Could two nudist get married? Of course they could. They might not be able today to get married in the church or mosque or synagogue, but if they can get someone who is legally authorized to perform a wedding ceremony while wearing nothing but a clerical collar and is also willing to drive to a nudist camp to perform the ceremony, then we have a pair of happy campers. On the other hand, to demand that the local minister, who is perhaps a gentleman of significant age, will probably be unwilling to become involved in such a wedding if he has to perform the ceremony au naturel.
I’d be interested in seeing exactly how John Roberts plans on phrasing that particular decision forcing this local minister to perform the ceremony bare-assed.
A ludicrous example? Of course it is. That’s the whole point of mockery. We have social media that makes spreading mockery around the world nearly instantaneous. And as the late George Carlin pointed out:
I think it’s the duty of the comedian to find out where the line is drawn and cross it deliberately.

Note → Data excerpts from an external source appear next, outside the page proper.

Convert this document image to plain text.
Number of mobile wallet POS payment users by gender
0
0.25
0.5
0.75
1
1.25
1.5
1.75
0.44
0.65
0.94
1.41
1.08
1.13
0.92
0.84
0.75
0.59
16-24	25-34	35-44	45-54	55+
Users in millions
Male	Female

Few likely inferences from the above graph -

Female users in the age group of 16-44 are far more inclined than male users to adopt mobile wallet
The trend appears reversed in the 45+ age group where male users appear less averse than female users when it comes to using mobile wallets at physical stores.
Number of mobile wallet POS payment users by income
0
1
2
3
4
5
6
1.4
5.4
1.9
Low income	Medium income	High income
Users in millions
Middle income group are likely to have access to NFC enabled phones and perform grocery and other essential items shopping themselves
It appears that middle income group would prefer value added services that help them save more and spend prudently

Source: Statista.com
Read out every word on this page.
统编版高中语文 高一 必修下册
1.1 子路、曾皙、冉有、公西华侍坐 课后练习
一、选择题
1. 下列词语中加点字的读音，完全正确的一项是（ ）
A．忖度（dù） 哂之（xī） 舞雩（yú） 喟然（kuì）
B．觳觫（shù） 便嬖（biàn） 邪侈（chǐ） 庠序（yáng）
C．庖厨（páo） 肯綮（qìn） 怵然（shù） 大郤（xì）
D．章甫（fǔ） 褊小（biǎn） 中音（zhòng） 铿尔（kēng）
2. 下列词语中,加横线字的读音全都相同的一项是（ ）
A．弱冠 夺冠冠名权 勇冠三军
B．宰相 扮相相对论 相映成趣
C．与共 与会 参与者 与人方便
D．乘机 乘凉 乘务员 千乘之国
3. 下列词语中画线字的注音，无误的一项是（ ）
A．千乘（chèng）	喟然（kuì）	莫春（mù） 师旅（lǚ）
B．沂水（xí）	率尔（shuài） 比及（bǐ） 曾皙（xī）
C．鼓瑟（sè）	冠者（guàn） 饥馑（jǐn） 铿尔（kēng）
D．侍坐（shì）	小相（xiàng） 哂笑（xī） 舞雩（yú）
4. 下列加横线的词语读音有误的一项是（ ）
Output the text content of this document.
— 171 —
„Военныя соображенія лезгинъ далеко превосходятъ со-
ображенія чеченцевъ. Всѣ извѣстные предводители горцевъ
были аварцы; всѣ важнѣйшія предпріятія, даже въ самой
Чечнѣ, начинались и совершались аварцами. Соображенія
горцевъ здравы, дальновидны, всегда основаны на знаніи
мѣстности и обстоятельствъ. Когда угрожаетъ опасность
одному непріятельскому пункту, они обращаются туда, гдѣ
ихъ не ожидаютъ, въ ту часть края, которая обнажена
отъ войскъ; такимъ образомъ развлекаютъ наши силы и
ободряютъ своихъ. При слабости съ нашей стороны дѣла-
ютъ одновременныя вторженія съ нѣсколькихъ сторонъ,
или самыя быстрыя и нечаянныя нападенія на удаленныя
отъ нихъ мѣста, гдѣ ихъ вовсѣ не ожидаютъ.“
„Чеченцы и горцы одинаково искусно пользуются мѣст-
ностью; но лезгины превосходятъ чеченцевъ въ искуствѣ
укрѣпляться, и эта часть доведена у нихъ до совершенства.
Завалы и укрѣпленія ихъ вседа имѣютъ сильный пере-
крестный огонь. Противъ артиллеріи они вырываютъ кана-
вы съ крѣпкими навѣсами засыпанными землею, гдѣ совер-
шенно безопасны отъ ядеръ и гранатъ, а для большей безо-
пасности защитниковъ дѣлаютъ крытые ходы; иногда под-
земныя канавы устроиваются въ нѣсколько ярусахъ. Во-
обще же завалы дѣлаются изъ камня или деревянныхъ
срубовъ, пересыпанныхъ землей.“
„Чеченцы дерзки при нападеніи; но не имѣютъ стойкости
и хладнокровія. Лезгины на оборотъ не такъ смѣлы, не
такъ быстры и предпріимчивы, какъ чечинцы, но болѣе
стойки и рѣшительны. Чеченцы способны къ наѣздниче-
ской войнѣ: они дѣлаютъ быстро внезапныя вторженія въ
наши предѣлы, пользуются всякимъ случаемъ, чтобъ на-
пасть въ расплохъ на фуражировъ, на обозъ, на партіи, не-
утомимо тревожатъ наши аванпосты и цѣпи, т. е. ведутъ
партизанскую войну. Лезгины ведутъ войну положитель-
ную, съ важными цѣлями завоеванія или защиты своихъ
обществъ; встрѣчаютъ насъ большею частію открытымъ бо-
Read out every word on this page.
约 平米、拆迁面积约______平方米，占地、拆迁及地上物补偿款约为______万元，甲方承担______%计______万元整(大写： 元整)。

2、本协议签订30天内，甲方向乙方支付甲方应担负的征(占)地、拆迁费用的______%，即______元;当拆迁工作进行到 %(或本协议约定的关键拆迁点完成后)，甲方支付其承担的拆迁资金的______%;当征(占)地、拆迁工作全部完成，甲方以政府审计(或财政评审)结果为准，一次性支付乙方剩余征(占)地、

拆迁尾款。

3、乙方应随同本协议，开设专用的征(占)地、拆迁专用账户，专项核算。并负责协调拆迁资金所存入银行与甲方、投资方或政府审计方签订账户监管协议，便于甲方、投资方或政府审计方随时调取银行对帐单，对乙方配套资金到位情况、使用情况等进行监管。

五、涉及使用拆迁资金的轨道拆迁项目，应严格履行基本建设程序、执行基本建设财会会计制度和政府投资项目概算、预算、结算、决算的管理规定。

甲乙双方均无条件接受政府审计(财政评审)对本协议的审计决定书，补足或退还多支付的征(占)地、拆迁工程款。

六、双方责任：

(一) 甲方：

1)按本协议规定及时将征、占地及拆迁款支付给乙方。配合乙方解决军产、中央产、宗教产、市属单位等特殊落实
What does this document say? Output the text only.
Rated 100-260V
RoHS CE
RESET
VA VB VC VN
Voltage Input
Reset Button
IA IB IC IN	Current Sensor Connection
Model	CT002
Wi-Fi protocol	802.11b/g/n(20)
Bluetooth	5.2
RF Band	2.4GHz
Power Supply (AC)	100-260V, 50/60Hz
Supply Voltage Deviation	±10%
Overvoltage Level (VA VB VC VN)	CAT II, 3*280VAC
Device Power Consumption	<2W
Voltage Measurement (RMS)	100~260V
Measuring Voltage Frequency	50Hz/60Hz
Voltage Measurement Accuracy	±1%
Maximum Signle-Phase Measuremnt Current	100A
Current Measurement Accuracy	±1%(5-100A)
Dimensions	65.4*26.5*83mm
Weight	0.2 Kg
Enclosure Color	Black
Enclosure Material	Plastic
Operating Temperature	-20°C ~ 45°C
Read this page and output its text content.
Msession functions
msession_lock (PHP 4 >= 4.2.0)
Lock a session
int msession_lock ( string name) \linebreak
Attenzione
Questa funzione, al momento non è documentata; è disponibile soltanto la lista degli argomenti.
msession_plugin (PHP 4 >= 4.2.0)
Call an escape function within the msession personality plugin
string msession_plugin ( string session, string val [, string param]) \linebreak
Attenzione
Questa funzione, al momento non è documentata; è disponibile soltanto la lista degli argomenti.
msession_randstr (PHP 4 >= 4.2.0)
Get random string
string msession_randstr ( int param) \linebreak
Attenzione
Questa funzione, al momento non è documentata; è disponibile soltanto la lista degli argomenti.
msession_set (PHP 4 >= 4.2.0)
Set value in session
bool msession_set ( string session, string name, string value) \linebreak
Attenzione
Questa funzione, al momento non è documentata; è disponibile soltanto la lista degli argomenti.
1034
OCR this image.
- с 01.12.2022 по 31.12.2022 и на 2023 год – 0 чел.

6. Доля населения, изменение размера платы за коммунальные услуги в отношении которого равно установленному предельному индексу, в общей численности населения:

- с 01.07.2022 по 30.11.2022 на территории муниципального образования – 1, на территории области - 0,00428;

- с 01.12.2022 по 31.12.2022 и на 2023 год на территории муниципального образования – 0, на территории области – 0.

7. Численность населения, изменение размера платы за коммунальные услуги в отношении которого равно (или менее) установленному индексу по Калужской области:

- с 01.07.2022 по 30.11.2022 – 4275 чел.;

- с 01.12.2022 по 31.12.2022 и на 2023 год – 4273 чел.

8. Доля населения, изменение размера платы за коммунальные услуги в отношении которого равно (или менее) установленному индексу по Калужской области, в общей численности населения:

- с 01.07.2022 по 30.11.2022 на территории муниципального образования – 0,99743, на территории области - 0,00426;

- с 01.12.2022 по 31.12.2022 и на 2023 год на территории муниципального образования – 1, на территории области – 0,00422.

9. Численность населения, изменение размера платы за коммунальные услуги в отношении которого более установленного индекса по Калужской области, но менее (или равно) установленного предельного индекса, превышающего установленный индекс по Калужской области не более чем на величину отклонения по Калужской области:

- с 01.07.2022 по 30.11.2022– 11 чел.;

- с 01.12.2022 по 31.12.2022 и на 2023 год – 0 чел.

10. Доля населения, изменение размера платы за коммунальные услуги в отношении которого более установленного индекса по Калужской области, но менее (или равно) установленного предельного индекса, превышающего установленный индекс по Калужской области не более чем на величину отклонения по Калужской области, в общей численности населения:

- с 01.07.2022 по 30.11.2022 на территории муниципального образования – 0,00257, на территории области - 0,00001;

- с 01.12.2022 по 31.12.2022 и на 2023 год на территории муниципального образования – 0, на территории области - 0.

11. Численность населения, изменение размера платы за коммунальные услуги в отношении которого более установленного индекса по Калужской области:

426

All I could add to Carlin’s gem is the phrase: “Again, and again and again.”
Imagine, for those few truly religious Americans who own and operate bakeries that create wedding cakes, how they might advise potential clients that they function in accord with the Supreme Court’s ruling this way. They might put up a sign in their window that announces something like:
Yes, We Create Wedding Cakes for Perverts
Such a sign would be, to use an old phrase, as “legal as church on Sunday”, no matter how offensive it might be to members of the gay gestapo. But it might also discourage more than a few same-sex couples from seeking to employ that particular baker.
And if those who continually demand “rights” that never existed before become the butt of jokes, or even just generally tasteless comments, well, things are just tough all over. After all, they’re not in college anymore, so they probably can’t claim to be “precious, little snowflakes” anymore, can they?